I still have a picture of us ferrying to the island: Mr. Jones snapped it as the boat neared the harbor at Oak Bluffs. We had scrambled up to the bow for a better view, and Jenny was pointing at the docks. The photograph has yellowed with age, so the sky is no longer the evening pink I remember. It was the start of our vacation, and we weren’t yet sick of each other. By the end of the week, though, I couldn’t wait to get home. Being with someone else’s family can make you feel like a hostage, to their diet and schedule, their idea of etiquette, their variations on board-game rules. I was tired of straitjacketing my emotions.
One afternoon when Mr. and Mrs. Jones were playing tennis, Jenny said she had something to show me. I followed her into her parents’ room. She lifted up the mattress and pulled out a copy of Playboy. On the cover a naked woman posed in a pile of jelly beans, with jewels of candy strategically placed over her nipples and between her legs. “It makes me think of Ronald Reagan,” said Jenny.
“Why?”
“Because he likes jelly beans,” she said. “Duh.” This was true. At Christmastime the White House sent commemorative jars of Jelly Bellies to friends and donors. More than a few of our classmates’ parents had received them.

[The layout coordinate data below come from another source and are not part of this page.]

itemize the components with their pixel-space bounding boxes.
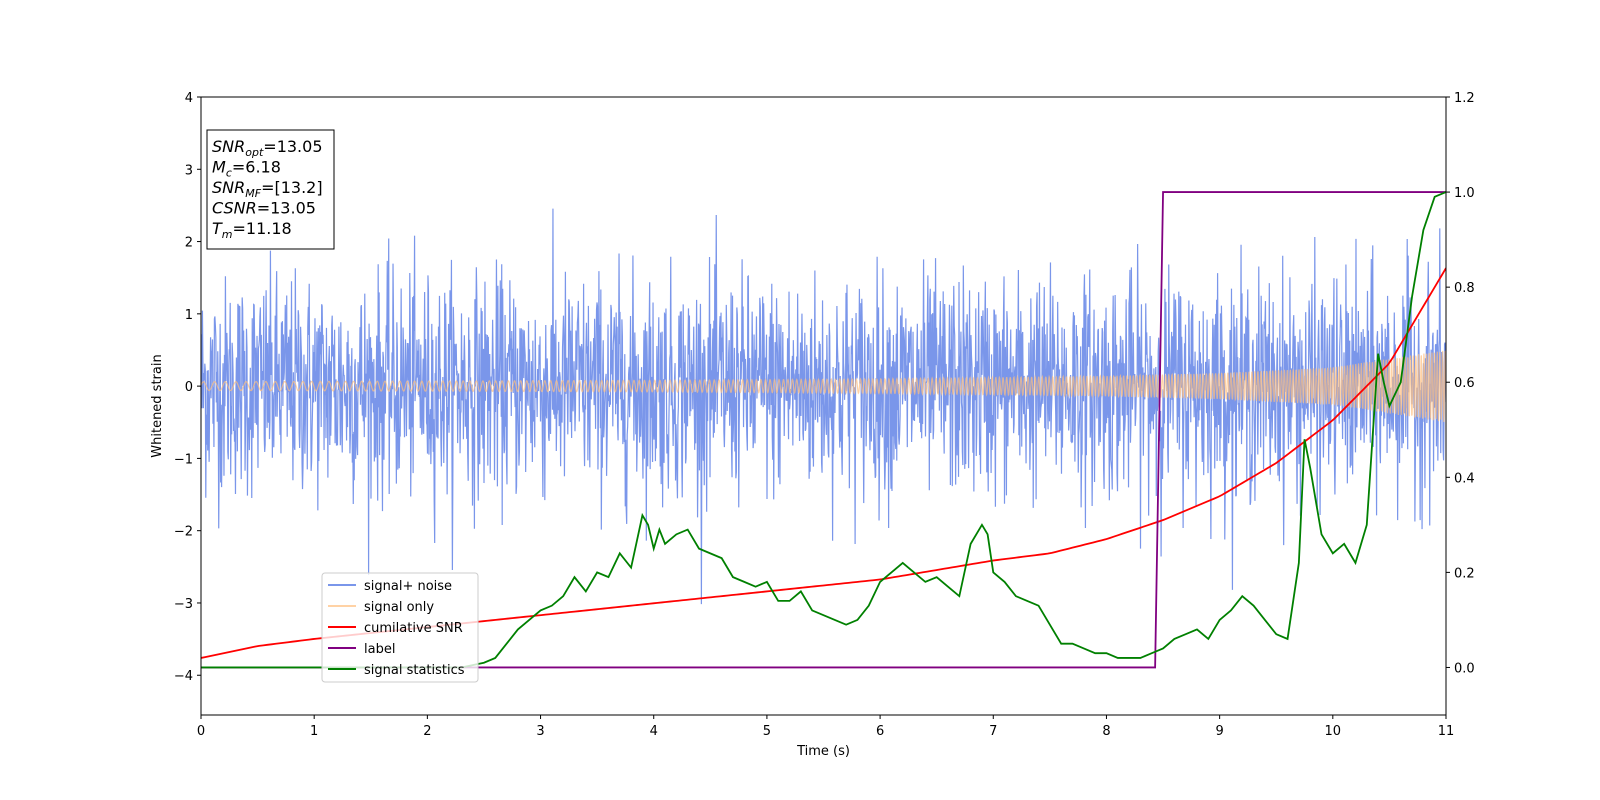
stats-box-frame xyxy=(206,129,335,250)
legend: signal+ noise signal only cumilative SNR la… xyxy=(321,572,479,683)
legend-frame xyxy=(321,572,479,683)
series-signal-statistics-line xyxy=(201,191,1446,669)
x-tick-label: 0 xyxy=(197,724,205,739)
y-tick-label: −3 xyxy=(174,597,193,612)
y2-tick-label: 1.2 xyxy=(1454,91,1475,106)
x-tick-label: 9 xyxy=(1215,724,1223,739)
series-signal-only-line xyxy=(201,350,1446,422)
x-tick-label: 5 xyxy=(763,724,771,739)
stats-box: SNRopt=13.05Mc=6.18SNRMF=[13.2]CSNR=13.0… xyxy=(206,129,335,250)
x-tick-label: 2 xyxy=(423,724,431,739)
x-tick-label: 6 xyxy=(876,724,884,739)
legend-label: signal only xyxy=(364,600,434,615)
series-label-line xyxy=(201,191,1446,669)
y2-tick-label: 0.8 xyxy=(1454,281,1475,296)
y-tick-label: 3 xyxy=(185,163,193,178)
y-tick-label: 1 xyxy=(185,308,193,323)
y-tick-label: 0 xyxy=(185,380,193,395)
legend-label: label xyxy=(364,642,395,657)
y-tick-label: −1 xyxy=(174,452,193,467)
stat-line: Tm=11.18 xyxy=(212,219,292,241)
series-signal-noise-line xyxy=(201,208,1446,605)
y2-tick-label: 0.2 xyxy=(1454,566,1475,581)
stat-line: Mc=6.18 xyxy=(212,158,281,180)
y2-tick-label: 0.6 xyxy=(1454,376,1475,391)
y2-tick-label: 0.0 xyxy=(1454,661,1475,676)
y-axis-title: Whitened strain xyxy=(150,354,165,457)
legend-label: signal+ noise xyxy=(364,579,452,594)
y-tick-label: −2 xyxy=(174,525,193,540)
x-tick-label: 4 xyxy=(650,724,658,739)
x-tick-label: 1 xyxy=(310,724,318,739)
x-tick-label: 3 xyxy=(536,724,544,739)
plot-frame xyxy=(200,96,1447,716)
axes-layer: 0 1 2 3 4 5 6 7 8 9 10 1143210−1−2−3−41.21.00.80.60… xyxy=(174,91,1475,739)
x-tick-label: 8 xyxy=(1102,724,1110,739)
y-tick-label: 2 xyxy=(185,236,193,251)
y-tick-label: −4 xyxy=(174,669,193,684)
stat-line: SNRopt=13.05 xyxy=(212,137,323,159)
x-tick-label: 10 xyxy=(1325,724,1342,739)
x-tick-label: 11 xyxy=(1438,724,1455,739)
x-axis-title: Time (s) xyxy=(796,744,850,759)
y2-tick-label: 1.0 xyxy=(1454,186,1475,201)
y2-tick-label: 0.4 xyxy=(1454,471,1475,486)
stat-line: SNRMF=[13.2] xyxy=(212,178,323,200)
x-tick-label: 7 xyxy=(989,724,997,739)
y-tick-label: 4 xyxy=(185,91,193,106)
legend-label: signal statistics xyxy=(364,663,465,678)
stat-line: CSNR=13.05 xyxy=(212,199,316,218)
legend-label: cumilative SNR xyxy=(364,621,463,636)
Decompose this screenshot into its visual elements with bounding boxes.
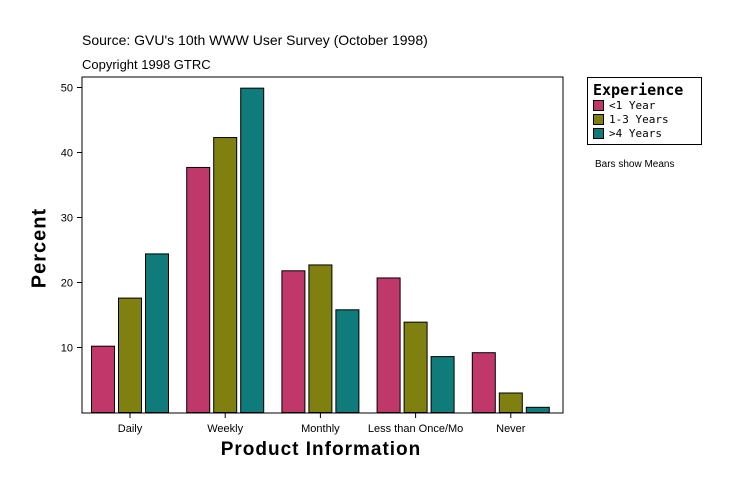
bar-4-0 bbox=[471, 352, 496, 414]
bar-0-0 bbox=[91, 345, 115, 414]
legend: Experience <1 Year 1-3 Years >4 Years bbox=[587, 77, 702, 145]
legend-label-1to3: 1-3 Years bbox=[609, 113, 669, 126]
x-tick-label: Less than Once/Mo bbox=[368, 423, 463, 435]
x-axis-label: Product Information bbox=[220, 439, 422, 460]
legend-label-lt1: <1 Year bbox=[609, 99, 656, 112]
bar-3-2 bbox=[430, 356, 455, 414]
bar-2-0 bbox=[281, 270, 306, 413]
bars-note: Bars show Means bbox=[595, 159, 675, 170]
legend-swatch-gt4 bbox=[593, 128, 604, 139]
x-tick-label: Never bbox=[496, 423, 526, 435]
bar-1-1 bbox=[213, 137, 238, 414]
y-tick-label: 30 bbox=[61, 213, 73, 225]
legend-label-gt4: >4 Years bbox=[609, 127, 662, 140]
y-axis-label: Percent bbox=[28, 207, 51, 289]
bar-1-2 bbox=[240, 87, 265, 414]
x-axis: Daily Weekly Monthly Less than Once/Mo Never bbox=[118, 413, 526, 435]
legend-swatch-lt1 bbox=[593, 100, 604, 111]
legend-title: Experience bbox=[593, 81, 684, 99]
bar-3-1 bbox=[403, 321, 428, 413]
source-caption: Source: GVU's 10th WWW User Survey (Octo… bbox=[82, 32, 428, 48]
bar-0-2 bbox=[145, 253, 169, 413]
bar-2-1 bbox=[308, 264, 333, 414]
bar-4-1 bbox=[498, 392, 523, 413]
x-tick-label: Monthly bbox=[301, 423, 340, 435]
x-tick-label: Daily bbox=[118, 423, 143, 435]
bars bbox=[91, 87, 550, 414]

“Look,” said Jenny as she opened the magazine. “The centerfold.”
I knelt beside her on the rug and looked at the woman. Her pout was at odds with the bubbly handwriting on her questionnaire. I don’t remember her name, but I know that she dotted her i ’s with hearts. Her skin was golden and waxy, like a piece of fruit. She was wearing lacy white kneesocks and nothing else. “Her boobs are huge,” said Jenny.
I had never seen Playboy before. The generic shame it produced made me queasy. “Whose magazine is this?”
“My dad’s,” said Jenny. “He always hides them from my mom.”
I didn’t want to know this about Mr. Jones. “It’s gross,” I said. But it was also exciting, in the way that only secrets can be. “We should put it back.”
So Jenny returned it to its spot under the mattress. And I almost asked her what she was hiding in her room at home, but we heard the car pulling in to the driveway and ran out to the porch to greet her parents.
On the last night, I couldn’t sleep and overheard Mr. and Mrs. Jones fighting from their bedroom next door. I could hear the trilling, eager voice of Mrs. Jones, though her words were muffled. Then Mr. Jones barked, “Goddamn it, Linda, I’m tired of hearing about what you want. Want, want, want. Jesus. Do you have any idea how much moving to Washington has cost us?”